F4 remarque que beaucoup d’immigrants chinois étudient ou travaillent dans des domaines auxquels ils s’intéressent plus ou moins. Selon elle, les choix professionnels des Chinois s’accordent plutôt aux besoins du marché du travail. Elle s’attache plus aux valeurs culturelles du pays d’accueil plus tolérantes aux préférences des personnes.

« Je me suis rendu compte qu’ici, la façon d’éduquer les enfants est différente comparativement à la Chine. En Chine, on encourage les enfants à étudier dans les programmes les plus populaires sur le marché du travail. Ici, les gens essayent de savoir ce qui les intéresse le plus avant de faire leurs études. Et c’est leur intérêt et leurs efforts qui mènent à la réussite. Pour beaucoup de Chinois, après l’immigration, ils essaient d’étudier ou de travailler dans leur ancien domaine ou dans des secteurs où il est plus facile de trouver du travail, que cela corresponde à leur intérêt ou non. Je suis contente d’avoir réussi à trouver ce que j’aime et je suis chanceuse de ne pas avoir suivi les autres immigrants chinois. » (F4, repreneuse et créatrice)

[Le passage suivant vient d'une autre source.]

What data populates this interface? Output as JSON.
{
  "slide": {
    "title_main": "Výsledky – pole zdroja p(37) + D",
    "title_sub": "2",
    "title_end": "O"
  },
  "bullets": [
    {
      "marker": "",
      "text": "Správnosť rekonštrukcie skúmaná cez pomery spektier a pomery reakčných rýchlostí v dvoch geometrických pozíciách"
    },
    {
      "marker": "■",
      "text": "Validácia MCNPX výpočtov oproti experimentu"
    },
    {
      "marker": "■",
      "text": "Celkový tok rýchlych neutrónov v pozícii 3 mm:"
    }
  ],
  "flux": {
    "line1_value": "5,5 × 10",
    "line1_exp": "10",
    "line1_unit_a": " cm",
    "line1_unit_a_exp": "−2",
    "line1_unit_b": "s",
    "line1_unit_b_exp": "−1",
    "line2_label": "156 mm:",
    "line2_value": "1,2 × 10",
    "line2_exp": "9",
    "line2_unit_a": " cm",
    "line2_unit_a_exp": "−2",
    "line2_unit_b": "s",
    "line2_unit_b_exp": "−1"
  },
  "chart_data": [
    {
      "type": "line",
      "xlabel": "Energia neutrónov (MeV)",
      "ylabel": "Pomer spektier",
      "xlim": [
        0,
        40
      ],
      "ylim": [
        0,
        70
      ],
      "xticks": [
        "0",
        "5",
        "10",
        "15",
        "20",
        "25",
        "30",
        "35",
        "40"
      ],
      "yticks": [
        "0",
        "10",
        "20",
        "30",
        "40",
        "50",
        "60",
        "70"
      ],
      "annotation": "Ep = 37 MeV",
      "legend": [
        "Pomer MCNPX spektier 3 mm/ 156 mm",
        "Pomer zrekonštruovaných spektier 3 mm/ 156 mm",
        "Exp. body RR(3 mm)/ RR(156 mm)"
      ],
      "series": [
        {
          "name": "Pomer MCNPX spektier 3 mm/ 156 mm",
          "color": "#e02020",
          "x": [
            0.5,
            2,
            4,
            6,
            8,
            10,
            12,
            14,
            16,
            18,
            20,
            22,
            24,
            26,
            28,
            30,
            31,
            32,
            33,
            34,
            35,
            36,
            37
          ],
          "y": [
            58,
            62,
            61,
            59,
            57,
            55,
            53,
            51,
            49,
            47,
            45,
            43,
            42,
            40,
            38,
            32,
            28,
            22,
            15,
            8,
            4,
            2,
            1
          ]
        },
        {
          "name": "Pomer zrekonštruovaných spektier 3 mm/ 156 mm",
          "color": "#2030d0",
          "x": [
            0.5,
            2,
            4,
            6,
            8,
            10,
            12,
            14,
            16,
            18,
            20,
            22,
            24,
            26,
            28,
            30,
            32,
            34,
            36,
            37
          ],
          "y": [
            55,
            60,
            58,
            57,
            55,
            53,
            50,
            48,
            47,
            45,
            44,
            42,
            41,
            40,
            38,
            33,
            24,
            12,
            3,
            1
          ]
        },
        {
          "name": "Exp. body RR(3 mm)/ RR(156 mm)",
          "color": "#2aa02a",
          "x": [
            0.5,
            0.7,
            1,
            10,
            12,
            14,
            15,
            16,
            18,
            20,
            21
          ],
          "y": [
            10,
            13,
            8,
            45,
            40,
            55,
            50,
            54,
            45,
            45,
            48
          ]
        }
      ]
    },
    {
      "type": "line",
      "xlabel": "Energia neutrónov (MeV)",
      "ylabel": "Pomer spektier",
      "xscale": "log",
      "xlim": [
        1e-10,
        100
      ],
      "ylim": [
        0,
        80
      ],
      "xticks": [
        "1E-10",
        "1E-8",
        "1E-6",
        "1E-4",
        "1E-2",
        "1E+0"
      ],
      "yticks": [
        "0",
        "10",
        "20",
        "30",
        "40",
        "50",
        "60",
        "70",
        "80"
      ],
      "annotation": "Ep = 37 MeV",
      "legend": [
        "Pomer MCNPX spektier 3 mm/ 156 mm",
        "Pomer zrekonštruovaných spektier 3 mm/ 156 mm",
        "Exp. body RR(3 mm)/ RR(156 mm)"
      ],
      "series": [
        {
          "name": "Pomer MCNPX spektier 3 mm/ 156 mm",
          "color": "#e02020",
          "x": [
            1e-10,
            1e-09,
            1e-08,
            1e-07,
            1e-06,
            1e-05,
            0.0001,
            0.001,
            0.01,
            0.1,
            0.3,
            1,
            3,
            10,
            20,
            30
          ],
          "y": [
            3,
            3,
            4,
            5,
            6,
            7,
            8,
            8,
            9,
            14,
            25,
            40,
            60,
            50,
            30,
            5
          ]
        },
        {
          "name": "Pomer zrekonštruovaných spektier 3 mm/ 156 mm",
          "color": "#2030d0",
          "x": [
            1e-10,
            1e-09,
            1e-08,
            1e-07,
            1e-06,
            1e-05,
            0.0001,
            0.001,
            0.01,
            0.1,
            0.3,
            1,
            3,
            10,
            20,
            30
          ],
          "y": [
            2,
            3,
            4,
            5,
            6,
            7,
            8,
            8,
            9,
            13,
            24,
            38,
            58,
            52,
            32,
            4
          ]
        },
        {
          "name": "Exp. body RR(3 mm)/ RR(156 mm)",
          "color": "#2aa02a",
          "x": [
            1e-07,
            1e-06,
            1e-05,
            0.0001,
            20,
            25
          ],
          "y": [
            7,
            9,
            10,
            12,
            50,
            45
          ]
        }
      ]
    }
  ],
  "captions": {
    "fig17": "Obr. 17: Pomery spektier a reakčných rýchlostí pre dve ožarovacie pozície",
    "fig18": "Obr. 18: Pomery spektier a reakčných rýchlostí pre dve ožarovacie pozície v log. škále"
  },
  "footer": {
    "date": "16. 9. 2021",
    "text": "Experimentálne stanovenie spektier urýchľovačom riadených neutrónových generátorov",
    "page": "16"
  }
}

H1 manifeste aussi de l’intérêt envers la culture du pays d’accueil. Il a remis en question l’importance que les Chinois accordent aux réseaux sociaux. D’un côté, entretenir les réseaux sociaux en Chine demande beaucoup de temps et d’investissement; de l’autre côté, l’existence du grand réseau familial ne lui accorde pas de respect ni de liberté, et ce, surtout concernant sa situation maritale. Le fait qu’il reste célibataire est depuis longtemps un sujet discuté par sa famille élargie et cela lui a créé beaucoup de stress. Il souligne qu’il a déjà adopté la valeur québécoise, notamment la liberté d’être célibataire.

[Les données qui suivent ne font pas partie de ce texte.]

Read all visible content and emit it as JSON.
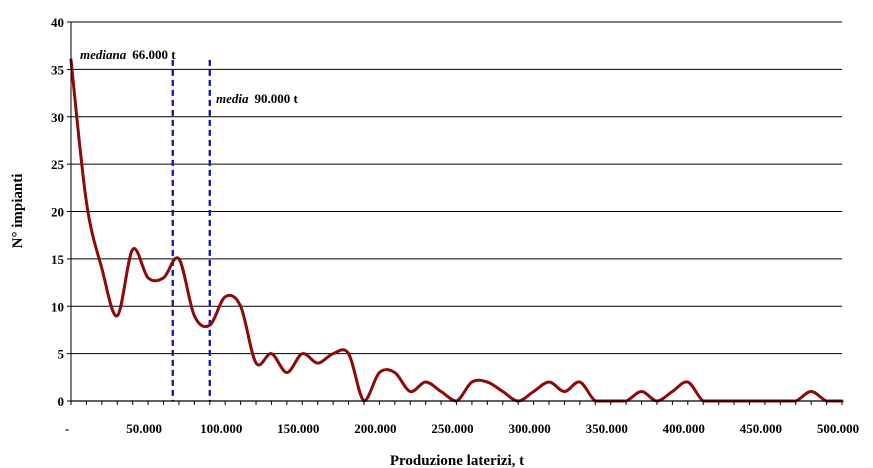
{
  "chart_data": {
    "type": "line",
    "title": "",
    "xlabel": "Produzione laterizi, t",
    "ylabel": "N° impianti",
    "xlim": [
      0,
      500000
    ],
    "ylim": [
      0,
      40
    ],
    "x_ticks": [
      0,
      50000,
      100000,
      150000,
      200000,
      250000,
      300000,
      350000,
      400000,
      450000,
      500000
    ],
    "x_tick_labels": [
      "-",
      "50.000",
      "100.000",
      "150.000",
      "200.000",
      "250.000",
      "300.000",
      "350.000",
      "400.000",
      "450.000",
      "500.000"
    ],
    "y_ticks": [
      0,
      5,
      10,
      15,
      20,
      25,
      30,
      35,
      40
    ],
    "y_tick_labels": [
      "0",
      "5",
      "10",
      "15",
      "20",
      "25",
      "30",
      "35",
      "40"
    ],
    "grid": "horizontal",
    "legend": "none",
    "series": [
      {
        "color": "#8b0a0a",
        "x": [
          0,
          10000,
          20000,
          30000,
          40000,
          50000,
          60000,
          70000,
          80000,
          90000,
          100000,
          110000,
          120000,
          130000,
          140000,
          150000,
          160000,
          170000,
          180000,
          190000,
          200000,
          210000,
          220000,
          230000,
          240000,
          250000,
          260000,
          270000,
          280000,
          290000,
          300000,
          310000,
          320000,
          330000,
          340000,
          350000,
          360000,
          370000,
          380000,
          390000,
          400000,
          410000,
          420000,
          430000,
          440000,
          450000,
          460000,
          470000,
          480000,
          490000,
          500000
        ],
        "y": [
          36,
          21,
          14,
          9,
          16,
          13,
          13,
          15,
          9,
          8,
          11,
          10,
          4,
          5,
          3,
          5,
          4,
          5,
          5,
          0,
          3,
          3,
          1,
          2,
          1,
          0,
          2,
          2,
          1,
          0,
          1,
          2,
          1,
          2,
          0,
          0,
          0,
          1,
          0,
          1,
          2,
          0,
          0,
          0,
          0,
          0,
          0,
          0,
          1,
          0,
          0
        ]
      }
    ],
    "reference_lines": [
      {
        "x": 66000,
        "color": "#1a1aa6",
        "label_italic": "mediana",
        "label_value": "66.000 t"
      },
      {
        "x": 90000,
        "color": "#1a1aa6",
        "label_italic": "media",
        "label_value": "90.000 t"
      }
    ]
  }
}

« Les réseaux sociaux chinois sont multiples et omniprésents. Voire étouffants. Ici le monde accepte le fait que je suis célibataire. Lorsque je rentre en Chine, tous les membres de la famille essaient d’aborder mon statut matrimonial avec mes parents. Et mes parents vont ensuite faire pression sur moi pour me marier. D’ailleurs, en Chine, je dois me forcer à entretenir des liens sociaux en investissant du temps et de l’argent. Sur ce point, moi j’adopte les valeurs québécoises. » (H1, repreneur)

L’impact du choix d’immigrer et d’entreprendre sur la vie des travailleurs qualifiés d’origine chinoise pourra s’étendre sur leur développement personnel et sur leur propre image de soi. Qu’ils soient créateurs ou repreneurs, le fait d’immigrer et d’entreprendre dans leur pays d’accueil génère un nouveau dynamisme dans leur vie. Plus qu’une reconnaissance de leur capacité personnelle et professionnelle, ces immigrants font preuve d’une grande autonomie et une forte aspiration d’apprentissage. Ils démontrent une forte capacité d’adaptation et de résilience. D’ailleurs, il est intéressant de constater que les immigrants chinois comparent différentes valeurs et systèmes entre leur société de départ et d’arrivée avant de faire leurs propres choix. Que ce soient créateurs ou repreneurs, tous les entrepreneurs sont capables d’aménager des aspects ethnoculturels en fonction des exigences migratoires, et cela, malgré leur différente perception envers le choix de l’entrepreneuriat.